After the economy slumped in the late 1990s–just when expenses for developing the passenger car hit home–Tata truck and bus sales plunged by 40%, and Tata Motors lost $110 million in fiscal 2000. It was the first red ink seen since 1945. Executives were stunned. “It was corporate India’s biggest loss,” says Ravi Kant, managing director of Tata Motors. “The crisis changed us.”
But Tata Motors, part of India’s largest conglomerate, first had to reset its ways. Change started with a spring 2000 meeting at the Lakehouse, a bungalow across the street from the company’s main factory in Pune. Kant, then in charge of the commercial vehicle division, needed fresh ideas instead of rigid resistance, so in an experiment, he called a meeting of 20 of his most promising young managers–all under 35 years old.
“I have a problem,” he said in his matter-of-fact tone. “The company is bleeding.” He asked for ideas on how to stop the gush of red ink. Okay, they told him, trim costs.
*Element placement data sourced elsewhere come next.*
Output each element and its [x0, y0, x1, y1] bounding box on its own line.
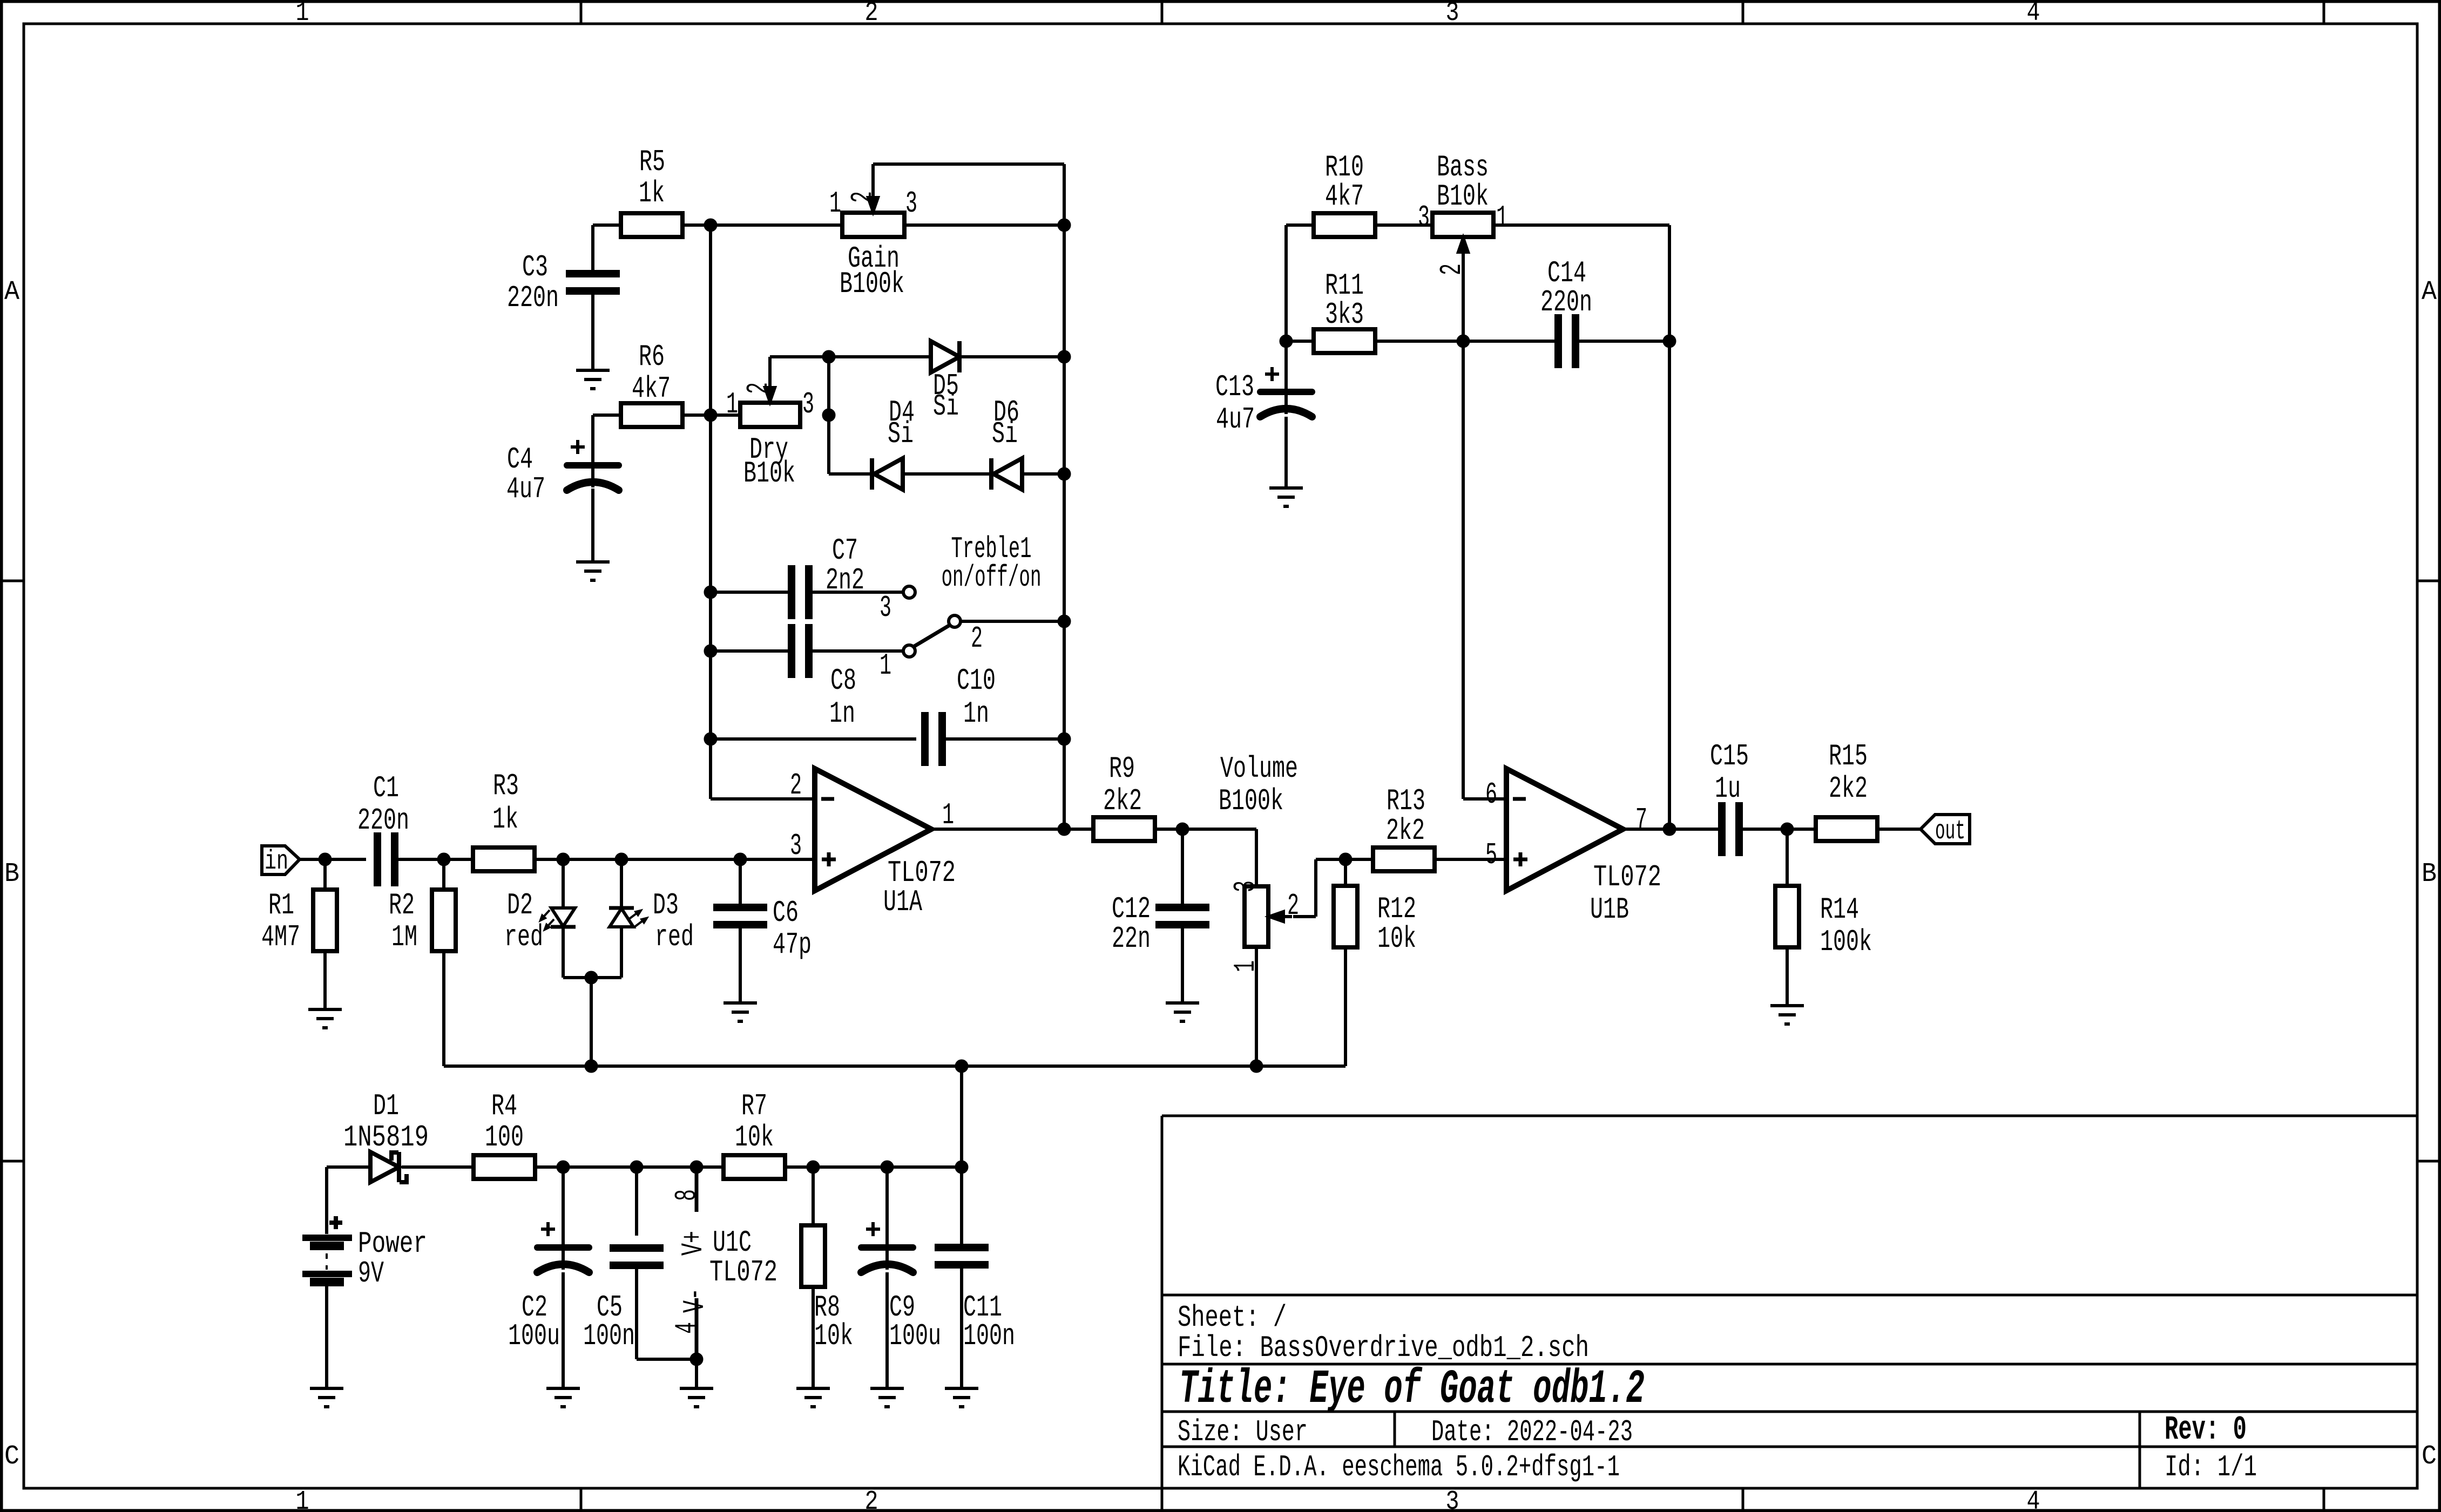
wire: left vertical bus x1316 [711, 225, 815, 799]
svg-text:3: 3 [905, 186, 917, 221]
capacitor C9 100u polarized [861, 1222, 941, 1353]
switch Treble1 on/off/on [880, 532, 1042, 683]
svg-text:B: B [2422, 859, 2437, 890]
junction: U1B out/vertical [1663, 823, 1676, 836]
svg-text:B100k: B100k [1219, 784, 1283, 818]
resistor R13 2k2 [1373, 784, 1435, 871]
svg-text:C3: C3 [522, 250, 548, 284]
diode D1 1N5819 schottky [343, 1089, 429, 1182]
diode D4 Si [872, 395, 915, 490]
ground under R1 [308, 1009, 342, 1028]
svg-text:1k: 1k [639, 176, 665, 211]
ground under C11 [945, 1388, 978, 1407]
wire: C8 to switch pin1 [812, 649, 903, 653]
capacitor C5 100n [583, 1248, 664, 1353]
svg-text:2: 2 [865, 0, 878, 29]
svg-text:R6: R6 [639, 340, 665, 374]
op-amp U1B TL072 [1485, 769, 1661, 927]
svg-text:2k2: 2k2 [1103, 784, 1142, 818]
svg-text:V+: V+ [676, 1231, 711, 1256]
wire: D4 to D6 [903, 472, 991, 476]
svg-text:1: 1 [1496, 200, 1508, 235]
wire: vref drop to power row [960, 1066, 963, 1167]
svg-text:5: 5 [1485, 838, 1497, 872]
svg-text:R5: R5 [639, 145, 665, 179]
wire: C15 to R15 [1742, 828, 1816, 831]
wire: right vertical to U1B out [1668, 341, 1671, 829]
wire: R6 right [682, 413, 740, 417]
svg-text:3: 3 [1418, 200, 1430, 235]
svg-text:Rev: 0: Rev: 0 [2165, 1411, 2247, 1449]
LED D3 red [609, 888, 694, 954]
ground under C4 [576, 562, 610, 580]
wire: volume wiper [1293, 859, 1345, 917]
wire: C13 top stub [1284, 341, 1288, 414]
title block: date [1431, 1415, 1633, 1449]
wire: R11 to C14 [1375, 340, 1555, 343]
junction: dry wiper/D5 [822, 350, 835, 363]
battery Power 9V [302, 1216, 427, 1291]
ground under R8 [796, 1388, 830, 1407]
wire: vref rail right [962, 1064, 1256, 1068]
ground under C2 [546, 1388, 580, 1407]
svg-text:4k7: 4k7 [1325, 179, 1364, 214]
wire: D3 bottom [591, 927, 621, 978]
potentiometer Dry B10k [726, 379, 814, 491]
ground under C6 [723, 1003, 757, 1021]
wire: R5 right [682, 223, 711, 227]
svg-text:1: 1 [829, 186, 841, 221]
wire: D1 to R4 [402, 1165, 474, 1169]
potentiometer Gain B100k [829, 186, 917, 301]
wire: C11 top stub [960, 1167, 963, 1244]
svg-text:4k7: 4k7 [632, 371, 671, 406]
svg-text:B10k: B10k [743, 456, 795, 491]
svg-text:2n2: 2n2 [826, 563, 864, 598]
wire: R15 to out label [1877, 828, 1921, 831]
title block: rev [2165, 1411, 2247, 1449]
wire: R10 left corner down [1286, 225, 1315, 341]
capacitor C3 220n [507, 250, 620, 315]
svg-text:Sheet: /: Sheet: / [1178, 1300, 1287, 1335]
svg-text:2k2: 2k2 [1829, 771, 1868, 806]
title block: size [1178, 1415, 1308, 1449]
global label: in port [262, 846, 300, 877]
svg-text:4M7: 4M7 [261, 920, 300, 954]
diode D5 Si [931, 341, 959, 424]
wire: C3 to ground [591, 295, 594, 370]
wire: U1C pin4 gnd stub [695, 1359, 698, 1388]
junction: R8 top [807, 1161, 820, 1174]
svg-text:3: 3 [1446, 1487, 1459, 1512]
wire: C14 to right vertical [1579, 340, 1669, 343]
wire: C12 to ground [1181, 928, 1184, 1003]
wire: C2 top stub [562, 1167, 565, 1270]
capacitor C7 2n2 [792, 533, 864, 619]
svg-text:220n: 220n [357, 803, 409, 838]
junction: D2/D3 join [585, 971, 598, 984]
svg-text:8: 8 [670, 1189, 704, 1201]
junction: C9 top [881, 1161, 894, 1174]
junction: C10 right [1058, 733, 1071, 745]
resistor R7 10k [723, 1089, 785, 1179]
svg-text:1: 1 [726, 387, 738, 422]
wire: C11 to ground [960, 1269, 963, 1388]
wire: C5 top stub [635, 1167, 638, 1236]
svg-text:3: 3 [802, 387, 814, 422]
svg-text:2: 2 [1287, 889, 1299, 923]
svg-text:100n: 100n [583, 1319, 635, 1353]
wire: R2 bottom to vref rail [444, 951, 591, 1066]
wire: R4 to R7 [535, 1165, 725, 1169]
wire: R6 left + down to C4 [593, 415, 621, 487]
resistor R14 100k [1775, 886, 1872, 959]
svg-text:U1B: U1B [1590, 892, 1629, 927]
svg-text:on/off/on: on/off/on [942, 560, 1042, 595]
wire: D3 top stub [620, 859, 623, 908]
title block: file line [1178, 1331, 1589, 1365]
svg-text:Si: Si [933, 389, 959, 424]
svg-text:4: 4 [670, 1322, 704, 1334]
junction: vref at R7/R8 [955, 1060, 968, 1073]
junction: D4-D6/right vertical [1058, 467, 1071, 480]
capacitor C11 100n [935, 1247, 1015, 1353]
svg-text:1: 1 [942, 798, 954, 832]
wire: volume pin1 to vref [1255, 947, 1258, 1066]
wire: C5 bottom to U1C pin4 [637, 1269, 697, 1359]
svg-text:C: C [4, 1441, 19, 1472]
wire: D5 cathode to vertical [959, 355, 1064, 358]
wire: C12 top stub [1181, 829, 1184, 904]
svg-text:10k: 10k [814, 1319, 853, 1353]
svg-text:4: 4 [2027, 0, 2040, 29]
resistor R6 4k7 [621, 340, 682, 427]
wire: switch pin2 to vertical [961, 620, 1064, 623]
junction: U1C pin8 [690, 1161, 703, 1174]
wire: R8 to ground [812, 1286, 815, 1388]
wire: vref rail to R12 [1256, 947, 1345, 1066]
capacitor C1 220n [357, 771, 409, 886]
junction: switch/right vertical [1058, 615, 1071, 628]
svg-text:C: C [2422, 1441, 2437, 1472]
svg-text:7: 7 [1635, 803, 1647, 837]
wire: R1 top stub [323, 859, 327, 890]
svg-text:A: A [4, 277, 19, 308]
svg-text:100k: 100k [1820, 925, 1872, 959]
resistor R9 2k2 [1093, 751, 1155, 841]
svg-text:220n: 220n [507, 281, 559, 315]
svg-text:V-: V- [678, 1288, 712, 1313]
svg-text:6: 6 [1485, 777, 1497, 812]
svg-text:47p: 47p [773, 927, 812, 962]
svg-text:R9: R9 [1109, 751, 1135, 786]
wire: C2 to ground [562, 1272, 565, 1388]
wire: right vertical bus x1971 [1063, 225, 1066, 829]
wire: C6 to ground [739, 928, 742, 1003]
svg-text:2: 2 [741, 382, 776, 394]
svg-text:100n: 100n [963, 1319, 1015, 1353]
svg-text:100u: 100u [508, 1319, 560, 1353]
svg-text:C6: C6 [773, 896, 799, 930]
svg-text:3k3: 3k3 [1325, 297, 1364, 332]
wire: R13 to U1B pin5 [1435, 858, 1506, 861]
wire: U1A out to R9 [931, 828, 1094, 831]
svg-text:out: out [1935, 816, 1965, 847]
capacitor C10 1n [925, 663, 996, 766]
junction: C7 [704, 586, 717, 599]
svg-text:4u7: 4u7 [1216, 402, 1255, 437]
junction: C10 left [704, 733, 717, 745]
junction: R11 left [1280, 335, 1293, 348]
svg-text:2k2: 2k2 [1386, 813, 1425, 848]
wire: Dry pin3 vertical [829, 357, 872, 474]
capacitor C13 4u7 polarized [1215, 367, 1312, 437]
wire: R1 to ground [323, 951, 327, 1009]
svg-text:1: 1 [296, 1487, 309, 1512]
capacitor C4 4u7 polarized [506, 440, 619, 506]
junction: C11 top [955, 1161, 968, 1174]
ground under C13 [1269, 488, 1303, 506]
junction: D3 top [615, 853, 628, 866]
op-amp U1A TL072 [790, 768, 956, 919]
ground under battery [310, 1388, 343, 1407]
svg-text:R1: R1 [268, 888, 294, 923]
resistor R5 1k [621, 145, 682, 237]
svg-text:TL072: TL072 [709, 1255, 777, 1290]
svg-text:C1: C1 [373, 771, 399, 805]
capacitor C2 100u polarized [508, 1222, 589, 1353]
svg-text:Si: Si [888, 417, 914, 451]
title block: sheet line [1178, 1300, 1287, 1335]
svg-text:red: red [504, 920, 543, 954]
wire: R2 top stub [442, 859, 445, 890]
svg-text:4u7: 4u7 [506, 472, 545, 506]
junction: C6 top [734, 853, 747, 866]
capacitor C12 22n [1112, 892, 1209, 956]
svg-text:C10: C10 [957, 663, 996, 698]
resistor R2 1M [389, 888, 456, 954]
junction: R6/vertical [704, 409, 717, 422]
svg-text:D3: D3 [653, 888, 679, 923]
wire: D5 anode [829, 355, 931, 358]
capacitor C15 1u [1710, 739, 1749, 856]
svg-text:Volume: Volume [1220, 751, 1298, 786]
wire: Gain wiper up and over [873, 164, 1064, 225]
wire: D2 bottom [563, 927, 591, 978]
potentiometer Bass B10k [1418, 150, 1508, 275]
wire: R7 right [785, 1165, 962, 1169]
svg-text:TL072: TL072 [1593, 860, 1661, 894]
svg-text:2: 2 [865, 1487, 878, 1512]
wire: Bass pin1 to right vertical [1493, 225, 1669, 341]
svg-text:C13: C13 [1215, 370, 1254, 404]
svg-text:U1A: U1A [883, 885, 922, 919]
wire: R14 top stub [1786, 829, 1789, 886]
svg-text:10k: 10k [735, 1120, 774, 1155]
wire: R8 top stub [812, 1167, 815, 1225]
svg-text:3: 3 [1446, 0, 1459, 29]
wire: C9 to ground [885, 1272, 889, 1388]
junction: vref at volume [1250, 1060, 1263, 1073]
wire: R10 to Bass pin3 [1375, 223, 1432, 227]
svg-text:9V: 9V [358, 1256, 384, 1291]
svg-text:B100k: B100k [840, 267, 904, 301]
capacitor C6 47p [713, 896, 812, 962]
wire: D2/D3 join to vref rail [590, 978, 593, 1066]
svg-text:R4: R4 [491, 1089, 517, 1123]
diode D6 Si [991, 395, 1022, 490]
ground under R14 [1770, 1006, 1804, 1024]
junction: R11/Bass wiper [1457, 335, 1470, 348]
junction: Dry pin3 [822, 409, 835, 422]
ground under C3 [576, 370, 610, 389]
svg-text:D2: D2 [507, 888, 533, 923]
svg-text:1n: 1n [963, 696, 989, 731]
svg-text:2: 2 [971, 621, 983, 656]
op-amp U1C TL072 power unit [670, 1167, 777, 1359]
svg-text:B10k: B10k [1437, 179, 1489, 214]
junction: D2 top [557, 853, 570, 866]
resistor R8 10k [801, 1225, 853, 1353]
LED D2 red [504, 888, 576, 954]
svg-text:R2: R2 [389, 888, 415, 923]
svg-text:10k: 10k [1377, 921, 1416, 956]
junction: C15/R14 [1781, 823, 1794, 836]
junction: R9/C12 [1176, 823, 1189, 836]
junction: Gain pin3 vertical [1058, 219, 1071, 232]
junction: C5 top [630, 1161, 643, 1174]
junction: U1C pin4 [690, 1353, 703, 1366]
svg-text:R14: R14 [1820, 892, 1859, 927]
svg-text:1k: 1k [492, 802, 518, 837]
svg-text:B: B [4, 859, 19, 890]
wire: battery top to D1 [327, 1167, 370, 1234]
svg-text:1: 1 [880, 648, 891, 683]
resistor R10 4k7 [1314, 150, 1375, 237]
wire: R9 to volume [1155, 829, 1256, 886]
svg-text:2: 2 [846, 191, 880, 203]
wire: battery to ground [325, 1285, 328, 1388]
resistor R3 1k [473, 769, 535, 871]
svg-text:3: 3 [1228, 880, 1263, 892]
svg-text:1N5819: 1N5819 [343, 1120, 429, 1155]
wire: in to C1 [300, 858, 366, 861]
junction: vref at D2/D3 [585, 1060, 598, 1073]
junction: R2 top [437, 853, 450, 866]
svg-text:Si: Si [992, 417, 1018, 451]
svg-text:A: A [2422, 277, 2437, 308]
svg-text:in: in [265, 846, 288, 877]
title block frame [1162, 1116, 2417, 1488]
wire: U1B out to C15 [1623, 828, 1719, 831]
wire: C1 to R3 [395, 858, 474, 861]
svg-text:R3: R3 [493, 769, 519, 803]
wire: C8 left [711, 649, 788, 653]
capacitor C8 1n [792, 624, 856, 731]
wire: to R13 [1345, 858, 1374, 861]
svg-text:4: 4 [2027, 1487, 2040, 1512]
svg-text:1u: 1u [1715, 771, 1741, 806]
svg-text:Size: User: Size: User [1178, 1415, 1308, 1449]
wire: D2 top stub [562, 859, 565, 908]
junction: C2 top [557, 1161, 570, 1174]
junction: C14 right [1663, 335, 1676, 348]
svg-text:Date: 2022-04-23: Date: 2022-04-23 [1431, 1415, 1633, 1449]
svg-text:R7: R7 [741, 1089, 767, 1123]
svg-text:red: red [655, 920, 694, 954]
wire: R12 top stub [1344, 859, 1347, 886]
wire: C9 top stub [885, 1167, 889, 1270]
svg-text:1M: 1M [391, 920, 417, 954]
resistor R12 10k [1334, 886, 1416, 956]
wire: C13 to ground [1284, 417, 1288, 488]
svg-text:D1: D1 [373, 1089, 399, 1123]
title block: id [2165, 1450, 2257, 1484]
wire: R5 junction to Gain pin1 [711, 223, 842, 227]
svg-text:C8: C8 [830, 663, 856, 698]
title block: title [1179, 1363, 1645, 1416]
wire: C10 left [711, 737, 916, 741]
svg-text:22n: 22n [1112, 921, 1151, 956]
junction: R12 top [1339, 853, 1352, 866]
svg-text:100u: 100u [889, 1319, 941, 1353]
svg-text:C15: C15 [1710, 739, 1749, 774]
wire: C10 right [942, 737, 1064, 741]
svg-text:Title: Eye of Goat odb1.2: Title: Eye of Goat odb1.2 [1179, 1363, 1645, 1416]
capacitor C14 220n [1540, 256, 1592, 368]
svg-text:100: 100 [485, 1120, 524, 1155]
potentiometer Volume B100k [1219, 751, 1299, 972]
global label: out port [1921, 815, 1970, 847]
svg-text:R15: R15 [1829, 739, 1868, 774]
junction: in/R1 [319, 853, 332, 866]
svg-text:2: 2 [1435, 263, 1469, 275]
title block: kicad version [1178, 1450, 1620, 1484]
wire: C7 to switch pin3 [812, 591, 903, 594]
junction: C8 [704, 645, 717, 657]
svg-text:1: 1 [1228, 960, 1263, 972]
wire: R14 to ground [1786, 947, 1789, 1006]
wire: R11 left stub [1286, 340, 1315, 343]
junction: R5/vertical [704, 219, 717, 232]
resistor R15 2k2 [1816, 739, 1877, 841]
svg-text:3: 3 [790, 829, 802, 863]
ground under C12 [1166, 1003, 1199, 1021]
resistor R11 3k3 [1314, 268, 1375, 353]
wire: C7 left [711, 591, 788, 594]
svg-text:220n: 220n [1540, 285, 1592, 320]
wire: R3 to U1A pin3 [534, 858, 815, 861]
svg-text:1: 1 [296, 0, 309, 29]
svg-text:Id: 1/1: Id: 1/1 [2165, 1450, 2257, 1484]
svg-text:KiCad E.D.A. eeschema 5.0.2+d: KiCad E.D.A. eeschema 5.0.2+dfsg1-1 [1178, 1450, 1620, 1484]
wire: vref rail middle [591, 1064, 962, 1068]
ground under U1C [680, 1388, 713, 1407]
resistor R4 100 [474, 1089, 535, 1179]
svg-text:1n: 1n [829, 696, 855, 731]
resistor R1 4M7 [261, 888, 337, 954]
junction: D5/right vertical [1058, 350, 1071, 363]
wire: D6 to vertical [1022, 472, 1064, 476]
junction: out/right vertical [1058, 823, 1071, 836]
svg-text:2: 2 [790, 768, 802, 803]
svg-text:3: 3 [880, 591, 891, 625]
wire: Dry wiper up/right [770, 357, 829, 403]
wire: Bass wiper down [1463, 249, 1506, 799]
wire: Gain pin3 to right vertical [904, 223, 1064, 227]
wire: R5 left + down to C3 [593, 225, 621, 271]
svg-text:File: BassOverdrive_odb1_2.sch: File: BassOverdrive_odb1_2.sch [1178, 1331, 1589, 1365]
Girish Wagh was there, just 29 then. He remembers the shock of what came next. “Ravi Kant said that 1% in cost cuts would be a rounding error. He asked for 10%!” says Wagh. “Never had we thought of such a target.”
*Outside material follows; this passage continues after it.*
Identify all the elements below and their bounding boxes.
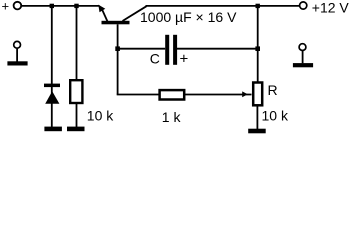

Every single year until then costs had gone up, not down. Kant told them to present a basic plan that very afternoon, in front of him and–alarmingly–all their bosses.
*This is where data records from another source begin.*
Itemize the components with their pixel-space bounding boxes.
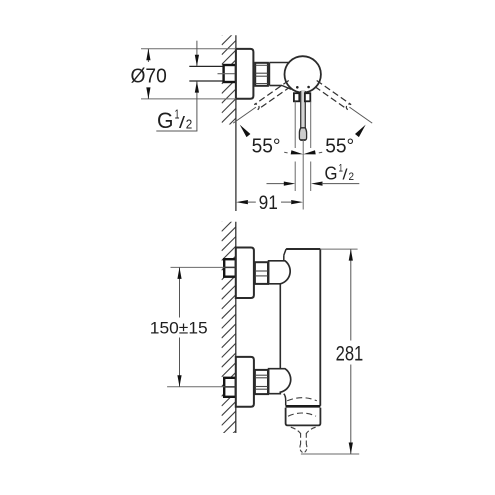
svg-text:55°: 55° bbox=[252, 136, 281, 158]
svg-text:91: 91 bbox=[259, 193, 278, 214]
svg-text:Ø70: Ø70 bbox=[131, 66, 167, 88]
svg-text:55°: 55° bbox=[325, 136, 354, 158]
svg-text:G: G bbox=[325, 164, 338, 184]
svg-text:2: 2 bbox=[349, 171, 355, 183]
svg-text:281: 281 bbox=[336, 342, 364, 366]
svg-text:G: G bbox=[157, 108, 174, 133]
svg-text:2: 2 bbox=[186, 117, 193, 132]
svg-text:/: / bbox=[179, 113, 185, 132]
svg-text:150±15: 150±15 bbox=[150, 319, 208, 338]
They worked frantically. By the 3 p.m. meeting, their wildest ideas were on the table. Taken together, they added up to 6.5%. “A breakthrough!” Kant remembers thinking. But that’s not what he said. “Please go back and think again,” he told them. He needed 10%, not 6.5%. “You’ve got three weeks.”
The young team took some measures even as it scrounged for more. In came benchmarking, purchasing from Internet auctions, outsourcing parts to more efficient suppliers and boosting revenue by selling Tata-made dies to other companies.
The transformation of Tata Motors had begun with the searing loss in 2000, but it continued with a return to profit in the fiscal year ending March 2003. By then it was producing two car models and selling a bit abroad. Today, after buying or partnering, the company has vehicle projects around the globe and exports 11% of output, mostly to South Africa.
Efficiency is way up: It now takes between 12 and 15 minutes to change a die on the passenger car assembly line, down from two hours in 2000. The company’s break-even point for capacity utilization is one of the best in the industry worldwide.
Between 2000 and 2006 nearly 6,000 workers left the company with early-retirement deals. Meanwhile, the once radical e-sourcing idea has become routine for Tata, which ran 750 reverse auctions on Ariba in the past year to bring down purchasing prices by an average of 7% for everything from ball bearings to the milk served in the company cafeteria.
Except for a right leadership that showed determination to be globally competitive, nothing had changed at Tata Motors. Tata Motors is the only Indian company in the passenger car sector.
And that difference made Tata Motors what it is today, when the other two (HM and Premier) because of the lack of the steely management will to survive and grow got vanished from the passenger car manufacture.